1. The framework explicitly assumes that changes in short-duration extreme rainfall are primarily thermodynamic, with limited influence from dynamical changes (Section 2). While this assumption is discussed later, it underpins the entire DSQM–SST-AUTOSHED cascade. Can the authors more rigorously justify this assumption for the Beijing region, particularly given evidence of circulation-driven changes in East Asian summer rainfall? A sensitivity or discussion contrasting thermodynamic vs. dynamic contributions would strengthen the credibility of the projections.
2. In this study, 1-km CMORPH-based rainfall is employed to drive street-scale pluvial flood simulations. With emerging radar datasets at 500 m or 100 m that more finely capture convective structures, please clarify how the proposed framework would be extended to incorporate these higher-resolution inputs for future flood projection.
3. In the absence of a detailed sewer network, a uniform drainage rate is subtracted over road surfaces. How realistic is this assumption under extreme rainfall events at the 100-year return level? The authors should clarify whether drainage saturation or failure could alter the relative changes in inundation depth and duration under warming.
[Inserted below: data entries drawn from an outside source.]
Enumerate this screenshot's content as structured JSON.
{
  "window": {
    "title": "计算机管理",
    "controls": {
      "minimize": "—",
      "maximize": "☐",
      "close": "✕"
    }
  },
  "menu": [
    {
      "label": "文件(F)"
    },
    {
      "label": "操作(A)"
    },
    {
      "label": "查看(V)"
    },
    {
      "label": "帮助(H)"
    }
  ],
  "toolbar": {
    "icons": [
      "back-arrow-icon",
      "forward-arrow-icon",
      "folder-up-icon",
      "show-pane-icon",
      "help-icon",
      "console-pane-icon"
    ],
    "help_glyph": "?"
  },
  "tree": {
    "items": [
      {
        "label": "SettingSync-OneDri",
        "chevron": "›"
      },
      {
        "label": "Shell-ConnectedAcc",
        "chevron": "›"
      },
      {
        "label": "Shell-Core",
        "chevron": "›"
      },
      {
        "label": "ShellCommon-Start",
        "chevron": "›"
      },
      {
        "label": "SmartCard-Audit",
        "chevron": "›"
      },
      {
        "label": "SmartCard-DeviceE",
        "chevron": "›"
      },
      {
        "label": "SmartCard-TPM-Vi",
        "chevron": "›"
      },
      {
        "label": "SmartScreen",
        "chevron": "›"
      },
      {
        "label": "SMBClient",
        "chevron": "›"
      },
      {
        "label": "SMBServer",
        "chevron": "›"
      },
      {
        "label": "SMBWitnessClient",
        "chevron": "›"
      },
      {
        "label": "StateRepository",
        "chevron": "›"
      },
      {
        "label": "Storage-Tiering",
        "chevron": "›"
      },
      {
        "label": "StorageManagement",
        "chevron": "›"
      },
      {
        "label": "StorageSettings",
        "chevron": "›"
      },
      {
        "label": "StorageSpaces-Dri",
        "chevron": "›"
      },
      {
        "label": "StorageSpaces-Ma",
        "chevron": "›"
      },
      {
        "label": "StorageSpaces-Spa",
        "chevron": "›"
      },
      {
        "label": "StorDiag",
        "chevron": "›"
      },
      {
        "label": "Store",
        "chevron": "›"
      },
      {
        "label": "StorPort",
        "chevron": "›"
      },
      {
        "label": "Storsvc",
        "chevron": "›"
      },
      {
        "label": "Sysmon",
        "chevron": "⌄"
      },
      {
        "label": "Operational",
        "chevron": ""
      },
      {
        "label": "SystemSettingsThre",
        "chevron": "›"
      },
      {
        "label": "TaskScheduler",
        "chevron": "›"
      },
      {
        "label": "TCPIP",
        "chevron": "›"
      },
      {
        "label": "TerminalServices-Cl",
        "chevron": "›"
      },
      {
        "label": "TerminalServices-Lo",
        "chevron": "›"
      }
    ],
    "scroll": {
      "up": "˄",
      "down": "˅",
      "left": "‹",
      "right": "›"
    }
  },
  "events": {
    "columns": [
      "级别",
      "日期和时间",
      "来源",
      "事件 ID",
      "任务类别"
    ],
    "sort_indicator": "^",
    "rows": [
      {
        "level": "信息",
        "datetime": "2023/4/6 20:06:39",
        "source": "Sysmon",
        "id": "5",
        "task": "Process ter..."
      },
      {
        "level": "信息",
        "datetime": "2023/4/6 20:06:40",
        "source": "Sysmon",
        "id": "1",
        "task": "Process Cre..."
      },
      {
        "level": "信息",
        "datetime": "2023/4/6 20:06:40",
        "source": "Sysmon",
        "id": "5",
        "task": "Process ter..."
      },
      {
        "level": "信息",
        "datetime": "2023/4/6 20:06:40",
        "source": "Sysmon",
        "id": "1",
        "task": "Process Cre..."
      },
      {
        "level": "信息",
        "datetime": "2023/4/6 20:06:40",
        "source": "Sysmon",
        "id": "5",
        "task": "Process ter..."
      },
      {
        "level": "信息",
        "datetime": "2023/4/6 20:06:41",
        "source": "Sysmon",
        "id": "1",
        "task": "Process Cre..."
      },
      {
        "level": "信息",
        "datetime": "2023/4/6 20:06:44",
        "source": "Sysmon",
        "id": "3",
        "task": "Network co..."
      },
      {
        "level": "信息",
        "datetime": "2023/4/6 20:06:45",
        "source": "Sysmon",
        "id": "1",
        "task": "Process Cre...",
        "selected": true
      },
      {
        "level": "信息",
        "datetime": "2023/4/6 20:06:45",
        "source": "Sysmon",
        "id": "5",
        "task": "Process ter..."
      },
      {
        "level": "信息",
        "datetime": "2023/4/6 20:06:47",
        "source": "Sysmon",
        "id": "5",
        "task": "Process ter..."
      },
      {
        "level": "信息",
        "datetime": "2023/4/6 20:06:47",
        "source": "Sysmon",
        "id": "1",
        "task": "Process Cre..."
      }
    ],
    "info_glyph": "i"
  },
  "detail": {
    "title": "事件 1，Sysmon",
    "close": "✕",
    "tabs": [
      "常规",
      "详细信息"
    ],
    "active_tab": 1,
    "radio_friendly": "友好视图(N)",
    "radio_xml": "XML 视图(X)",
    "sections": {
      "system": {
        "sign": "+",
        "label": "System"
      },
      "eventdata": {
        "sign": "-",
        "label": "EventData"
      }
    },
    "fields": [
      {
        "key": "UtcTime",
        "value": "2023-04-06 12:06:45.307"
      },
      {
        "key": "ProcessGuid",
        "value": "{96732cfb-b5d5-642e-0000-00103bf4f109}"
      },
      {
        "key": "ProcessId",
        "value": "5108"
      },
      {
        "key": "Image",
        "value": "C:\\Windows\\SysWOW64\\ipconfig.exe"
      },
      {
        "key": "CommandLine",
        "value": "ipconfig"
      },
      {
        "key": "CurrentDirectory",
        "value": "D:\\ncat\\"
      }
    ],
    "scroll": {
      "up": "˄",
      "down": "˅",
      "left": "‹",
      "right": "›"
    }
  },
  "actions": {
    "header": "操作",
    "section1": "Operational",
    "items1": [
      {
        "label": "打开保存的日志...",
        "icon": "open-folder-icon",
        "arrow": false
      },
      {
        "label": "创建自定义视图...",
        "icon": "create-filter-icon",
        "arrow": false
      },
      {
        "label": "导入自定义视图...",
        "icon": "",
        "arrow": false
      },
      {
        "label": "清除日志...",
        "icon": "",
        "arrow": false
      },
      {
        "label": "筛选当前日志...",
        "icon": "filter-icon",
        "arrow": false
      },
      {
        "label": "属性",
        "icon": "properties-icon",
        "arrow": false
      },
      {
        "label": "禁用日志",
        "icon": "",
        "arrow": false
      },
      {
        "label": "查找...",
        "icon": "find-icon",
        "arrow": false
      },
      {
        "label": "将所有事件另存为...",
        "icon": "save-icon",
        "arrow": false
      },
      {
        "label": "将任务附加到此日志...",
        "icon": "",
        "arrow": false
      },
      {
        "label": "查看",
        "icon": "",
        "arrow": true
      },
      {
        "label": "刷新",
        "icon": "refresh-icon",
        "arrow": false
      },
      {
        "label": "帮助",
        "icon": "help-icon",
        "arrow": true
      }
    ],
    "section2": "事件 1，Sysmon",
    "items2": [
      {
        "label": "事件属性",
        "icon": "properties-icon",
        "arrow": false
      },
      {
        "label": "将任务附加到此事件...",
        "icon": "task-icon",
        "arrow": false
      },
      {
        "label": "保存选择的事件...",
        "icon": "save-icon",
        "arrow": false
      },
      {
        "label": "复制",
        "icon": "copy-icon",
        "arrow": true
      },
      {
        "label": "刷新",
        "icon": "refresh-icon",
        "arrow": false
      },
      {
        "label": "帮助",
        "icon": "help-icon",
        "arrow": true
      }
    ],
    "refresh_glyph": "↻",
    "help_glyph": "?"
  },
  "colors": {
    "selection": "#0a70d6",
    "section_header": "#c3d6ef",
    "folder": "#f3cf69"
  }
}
4. The results indicate that storms become more intense but spatially smaller, yet flood depth and velocity still increase. It deserves deeper discussion why reduced storm areas result in more severe pluvial flood hazards.
5. The framework is positioned as broadly applicable, yet it is tailored to convective storms and pluvial flooding. Please more clearly delimit the domain of applicability. In particular, under what climatic and surface conditions would the current DSQM–SST–AUTOSHED cascade not be expected to perform well, and how might this influence use by practitioners?
6. The terms ‘regional warming levels’ and ‘warming scenarios’ are used interchangeably. Please choose one primary term, such as ‘regional warming levels’, and define it clearly once (relative to 1998-2019 baseline). Use it consistently in figures, captions, and text.